ECLI:NL:RBALK:2012:BY6492
Rechtbank Alkmaar
- Eerste aanleg - enkelvoudig
- F.J.P. Veenhof
- Rechtspraak.nl
Kennelijk onredelijk ontslag na langdurige arbeidsongeschiktheid door privé-ongeval
In deze zaak gaat het om een werknemer die na een ernstig ongeval in de privésfeer arbeidsongeschikt raakt. Na een ziekteperiode van twee jaar heeft de werkgever, de Coöperatieve Rabobank Alkmaar e.o., met toestemming van het UWV de arbeidsovereenkomst opgezegd. De werknemer heeft zich vervolgens beroepen op kennelijk onredelijk ontslag, waarbij hij de werkgever verwijt dat deze haar re-integratieverplichtingen niet is nagekomen. De werknemer stelt dat de Rabobank verzuimd heeft om een verkorte wachttijd aan te vragen zoals bedoeld in artikel 23.6 van de Wet WIA en dat er geen voorzieningen zijn getroffen om de financiële gevolgen van het ontslag op te vangen.

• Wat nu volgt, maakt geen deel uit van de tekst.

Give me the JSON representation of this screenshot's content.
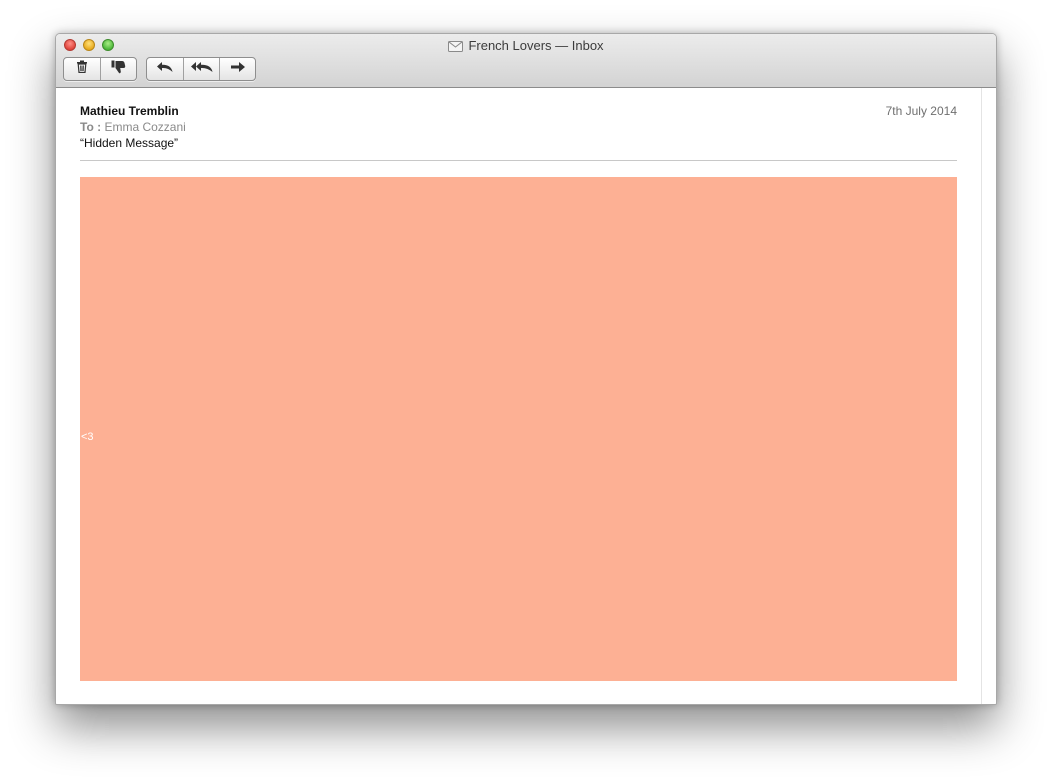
{
  "window": {
    "title": "French Lovers — Inbox",
    "title_icon": "envelope-icon"
  },
  "toolbar": {
    "delete_icon": "trash-icon",
    "junk_icon": "thumbs-down-icon",
    "reply_icon": "reply-arrow-icon",
    "reply_all_icon": "reply-all-arrow-icon",
    "forward_icon": "forward-arrow-icon"
  },
  "message": {
    "sender": "Mathieu Tremblin",
    "to_label": "To :",
    "to_value": " Emma Cozzani",
    "subject": "“Hidden Message”",
    "date": "7th July 2014",
    "body_text": "<3"
  },
  "colors": {
    "message_background": "#fdb094",
    "hidden_text": "#ffffff"
  }
}
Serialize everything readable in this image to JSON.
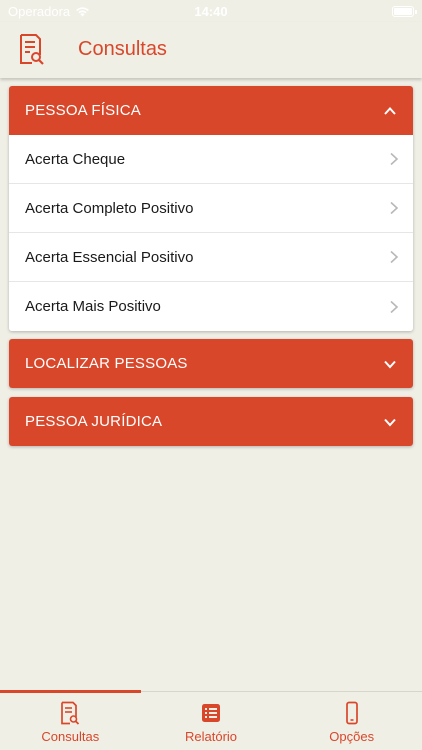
{
  "status_bar": {
    "carrier": "Operadora",
    "time": "14:40"
  },
  "header": {
    "title": "Consultas",
    "icon": "document-search-icon"
  },
  "sections": [
    {
      "title": "PESSOA FÍSICA",
      "expanded": true,
      "items": [
        {
          "label": "Acerta Cheque"
        },
        {
          "label": "Acerta Completo Positivo"
        },
        {
          "label": "Acerta Essencial Positivo"
        },
        {
          "label": "Acerta Mais Positivo"
        }
      ]
    },
    {
      "title": "LOCALIZAR PESSOAS",
      "expanded": false,
      "items": []
    },
    {
      "title": "PESSOA JURÍDICA",
      "expanded": false,
      "items": []
    }
  ],
  "tab_bar": {
    "tabs": [
      {
        "label": "Consultas",
        "icon": "document-search-icon",
        "active": true
      },
      {
        "label": "Relatório",
        "icon": "list-icon",
        "active": false
      },
      {
        "label": "Opções",
        "icon": "phone-icon",
        "active": false
      }
    ]
  },
  "colors": {
    "accent": "#d9472b",
    "background": "#f0efe6",
    "card": "#ffffff"
  }
}
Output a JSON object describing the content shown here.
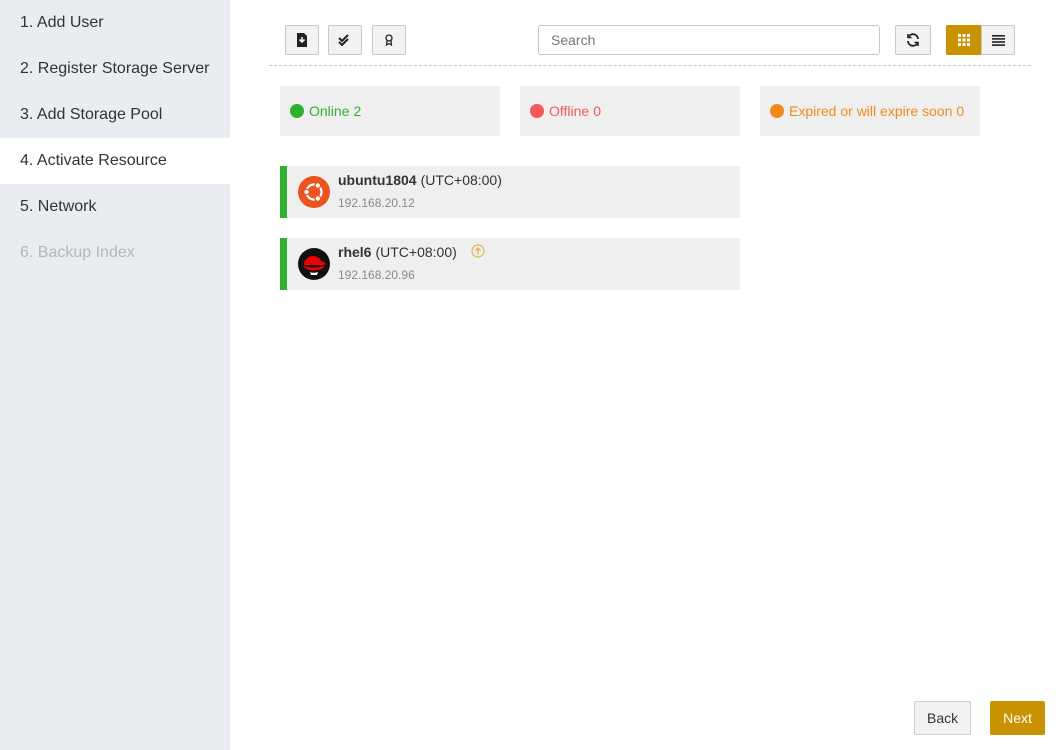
{
  "steps": [
    {
      "label": "1. Add User",
      "state": "normal"
    },
    {
      "label": "2. Register Storage Server",
      "state": "normal"
    },
    {
      "label": "3. Add Storage Pool",
      "state": "normal"
    },
    {
      "label": "4. Activate Resource",
      "state": "active"
    },
    {
      "label": "5. Network",
      "state": "normal"
    },
    {
      "label": "6. Backup Index",
      "state": "disabled"
    }
  ],
  "toolbar": {
    "buttons": [
      "import-icon",
      "batch-select-icon",
      "license-icon"
    ],
    "search_placeholder": "Search",
    "refresh_icon": "refresh-icon",
    "view_modes": [
      "grid-view-icon",
      "list-view-icon"
    ],
    "selected_view": "grid"
  },
  "status": {
    "online": {
      "label": "Online",
      "count": "2",
      "color": "#2fb12f"
    },
    "offline": {
      "label": "Offline",
      "count": "0",
      "color": "#f05a5a"
    },
    "expired": {
      "label": "Expired or will expire soon",
      "count": "0",
      "color": "#f08a1c"
    }
  },
  "resources": [
    {
      "name": "ubuntu1804",
      "timezone": "(UTC+08:00)",
      "ip": "192.168.20.12",
      "os_icon": "ubuntu-icon",
      "status": "online",
      "upgrade_available": false
    },
    {
      "name": "rhel6",
      "timezone": "(UTC+08:00)",
      "ip": "192.168.20.96",
      "os_icon": "redhat-icon",
      "status": "online",
      "upgrade_available": true
    }
  ],
  "footer": {
    "back_label": "Back",
    "next_label": "Next"
  },
  "colors": {
    "accent": "#c99200",
    "online": "#2fb12f",
    "offline": "#f05a5a",
    "warning": "#f08a1c"
  }
}
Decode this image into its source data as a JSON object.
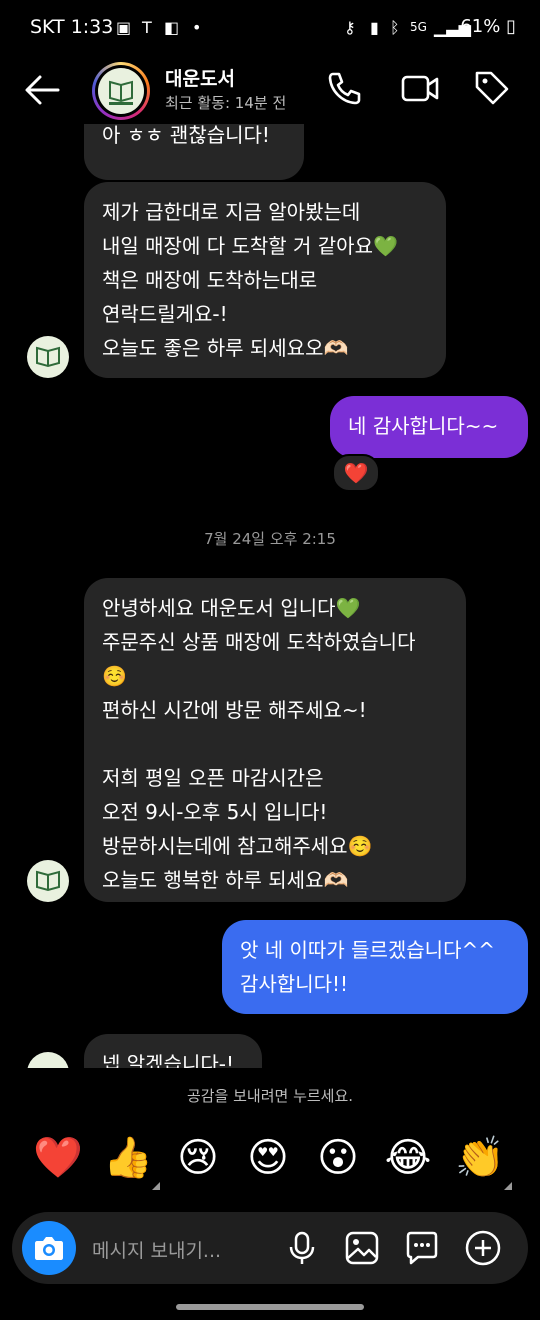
{
  "status_bar": {
    "time": "SKT 1:33",
    "battery": "61%",
    "icons": [
      "gallery-icon",
      "tesla-icon",
      "shopping-bag-icon",
      "dot-icon",
      "key-icon",
      "battery-saver-icon",
      "bluetooth-icon",
      "5g-icon",
      "signal-icon",
      "battery-icon"
    ]
  },
  "header": {
    "contact_name": "대운도서",
    "status": "최근 활동: 14분 전",
    "icons": [
      "back-arrow-icon",
      "phone-icon",
      "video-icon",
      "tag-icon"
    ]
  },
  "messages": [
    {
      "side": "in",
      "lines": [
        "아 ㅎㅎ 괜찮습니다!"
      ]
    },
    {
      "side": "in",
      "lines": [
        "제가 급한대로 지금 알아봤는데",
        "내일 매장에 다 도착할 거 같아요💚",
        "책은 매장에 도착하는대로",
        "연락드릴게요-!",
        "오늘도 좋은 하루 되세요오🫶🏻"
      ]
    },
    {
      "side": "out",
      "lines": [
        "네 감사합니다~~"
      ],
      "reaction": "❤️"
    },
    {
      "side": "in",
      "lines": [
        "안녕하세요 대운도서 입니다💚",
        "주문주신 상품 매장에 도착하였습니다",
        "☺️",
        "편하신 시간에 방문 해주세요~!",
        "",
        "저희 평일 오픈 마감시간은",
        "오전 9시-오후 5시 입니다!",
        "방문하시는데에 참고해주세요☺️",
        "오늘도 행복한 하루 되세요🫶🏻"
      ]
    },
    {
      "side": "out",
      "lines": [
        "앗 네 이따가 들르겠습니다^^",
        "감사합니다!!"
      ]
    },
    {
      "side": "in",
      "lines": [
        "넵 알겠습니다-!"
      ]
    }
  ],
  "date_separator": "7월 24일 오후 2:15",
  "reaction_hint": "공감을 보내려면 누르세요.",
  "quick_reactions": [
    "❤️",
    "👍",
    "😢",
    "😍",
    "😮",
    "😂",
    "👏"
  ],
  "composer": {
    "placeholder": "메시지 보내기...",
    "icons": [
      "camera-icon",
      "microphone-icon",
      "gallery-icon",
      "sticker-icon",
      "plus-icon"
    ]
  },
  "colors": {
    "incoming_bubble": "#262626",
    "outgoing_purple": "#7b2fd6",
    "outgoing_blue": "#3a6cf0",
    "camera_button": "#1a8cff"
  }
}
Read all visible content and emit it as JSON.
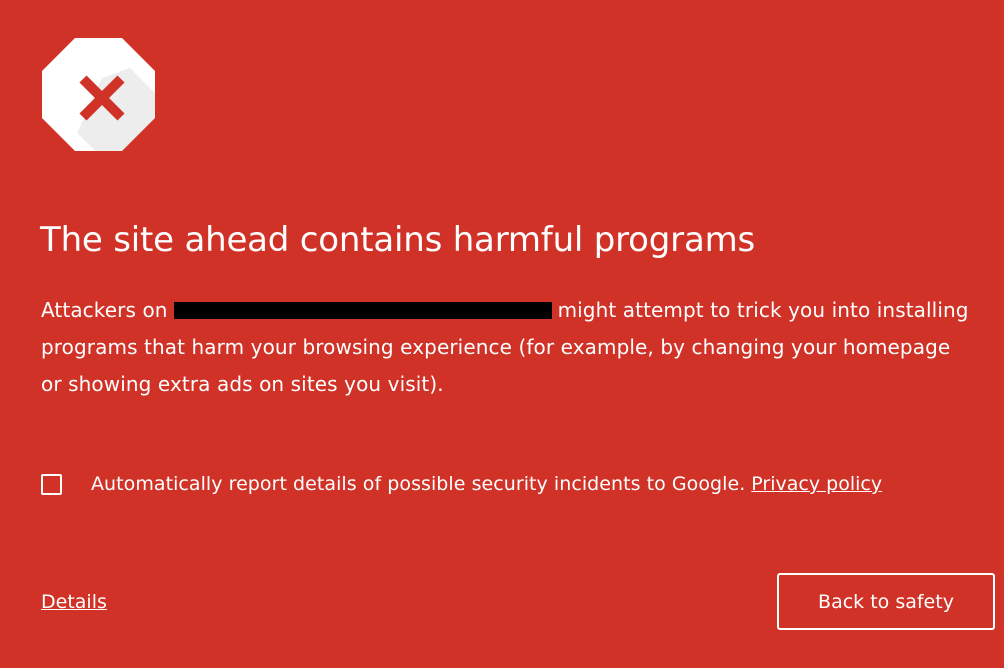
{
  "colors": {
    "background": "#d03227",
    "foreground": "#ffffff",
    "icon_fill": "#ffffff",
    "icon_cross": "#d03227",
    "redaction": "#000000"
  },
  "icon": {
    "name": "stop-sign-x-icon"
  },
  "heading": "The site ahead contains harmful programs",
  "message": {
    "prefix": "Attackers on",
    "redacted_site": "",
    "suffix": "might attempt to trick you into installing programs that harm your browsing experience (for example, by changing your homepage or showing extra ads on sites you visit)."
  },
  "report": {
    "checked": false,
    "label": "Automatically report details of possible security incidents to Google.",
    "privacy_link": "Privacy policy"
  },
  "footer": {
    "details_link": "Details",
    "back_button": "Back to safety"
  }
}
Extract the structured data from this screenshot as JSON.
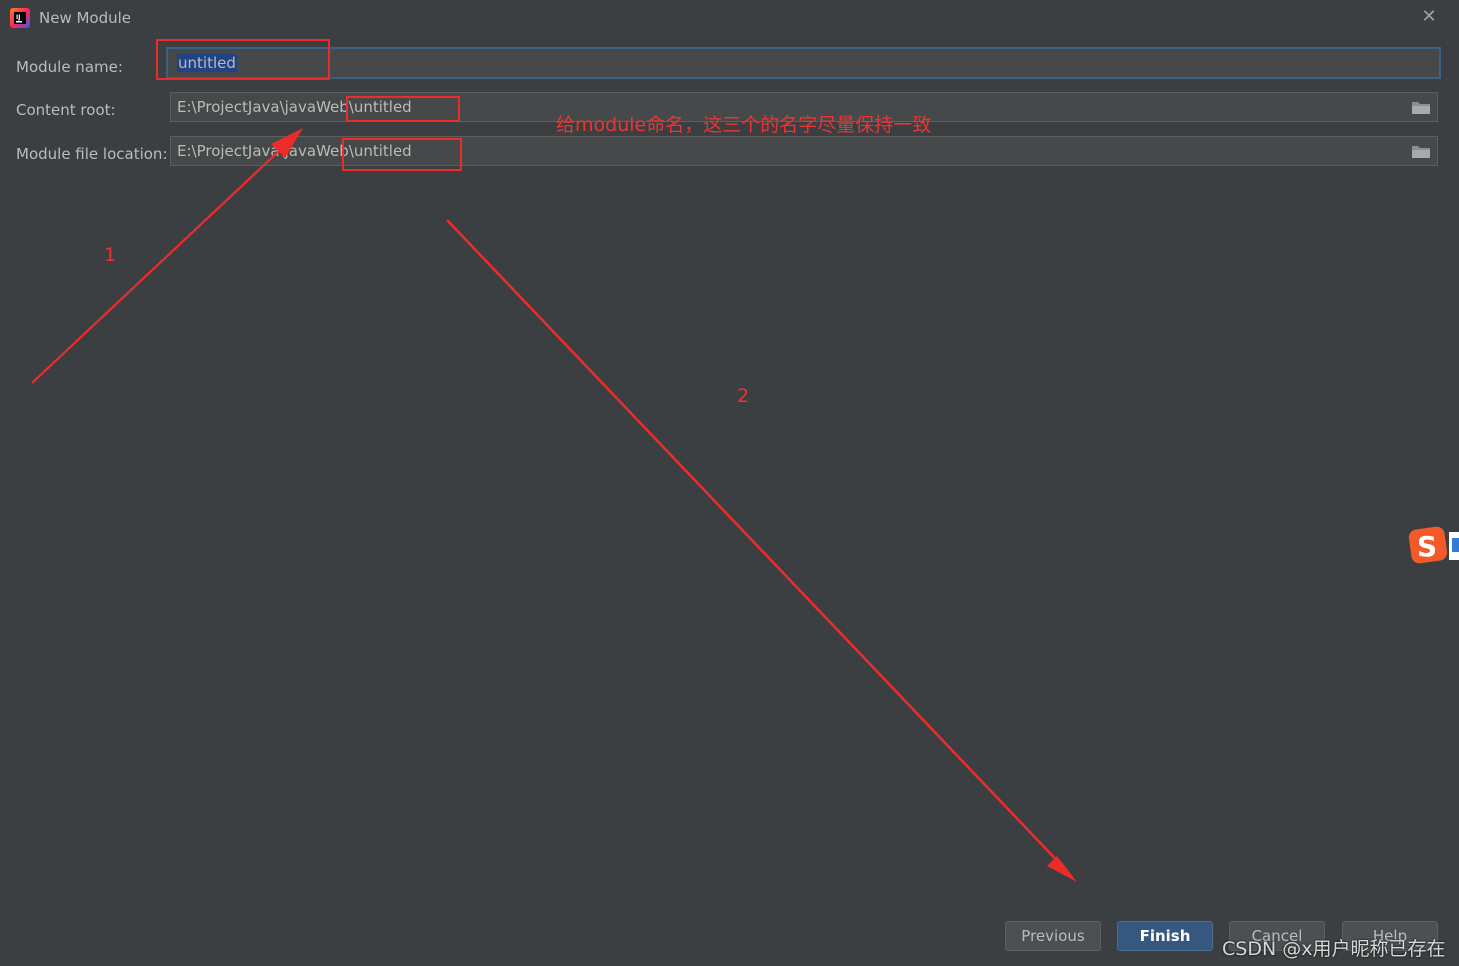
{
  "window": {
    "title": "New Module",
    "close_icon": "close-icon"
  },
  "form": {
    "module_name": {
      "label": "Module name:",
      "value": "untitled"
    },
    "content_root": {
      "label": "Content root:",
      "prefix": "E:\\ProjectJava\\javaWeb",
      "suffix": "\\untitled"
    },
    "module_file_location": {
      "label": "Module file location:",
      "prefix": "E:\\ProjectJava\\javaWeb",
      "suffix": "\\untitled"
    }
  },
  "buttons": {
    "previous": "Previous",
    "finish": "Finish",
    "cancel": "Cancel",
    "help": "Help"
  },
  "annotations": {
    "note": "给module命名，这三个的名字尽量保持一致",
    "step1": "1",
    "step2": "2"
  },
  "watermark": "CSDN @x用户昵称已存在",
  "colors": {
    "accent": "#365880",
    "annotation": "#ee2b2b",
    "background": "#3c3f41"
  }
}
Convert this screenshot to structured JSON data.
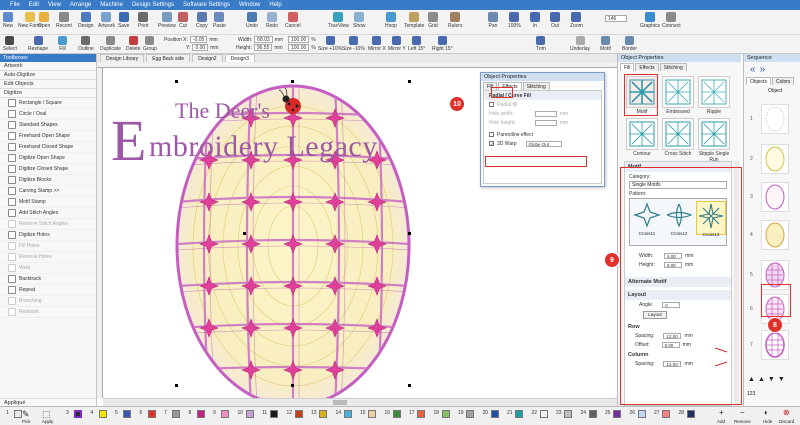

De rechtbank heeft de vordering van de werknemer afgewezen. De kantonrechter oordeelt dat er geen sprake is van kennelijk onredelijk ontslag, omdat de oorzaak van de arbeidsongeschiktheid buiten het werk ligt en de Rabobank niet in gebreke is gebleven in haar re-integratieverplichtingen. De rechtbank wijst erop dat het UWV de re-integratieactiviteiten van de Rabobank als voldoende heeft gekwalificeerd en dat de werknemer zelf verantwoordelijk was voor het aanvragen van de verkorte wachttijd. De kantonrechter concludeert dat de Rabobank op goede gronden tot beëindiging van de arbeidsovereenkomst is overgegaan na twee jaar ziekteverzuim.
De rechtbank benadrukt dat de enkele omstandigheid dat de werknemer zonder vergoeding is ontslagen, niet automatisch leidt tot kennelijke onredelijkheid van het ontslag. De werknemer heeft niet voldoende onderbouwd dat de Rabobank tekort is geschoten in haar zorgplicht. De vordering van de werknemer wordt afgewezen en hij wordt veroordeeld in de proceskosten van de Rabobank.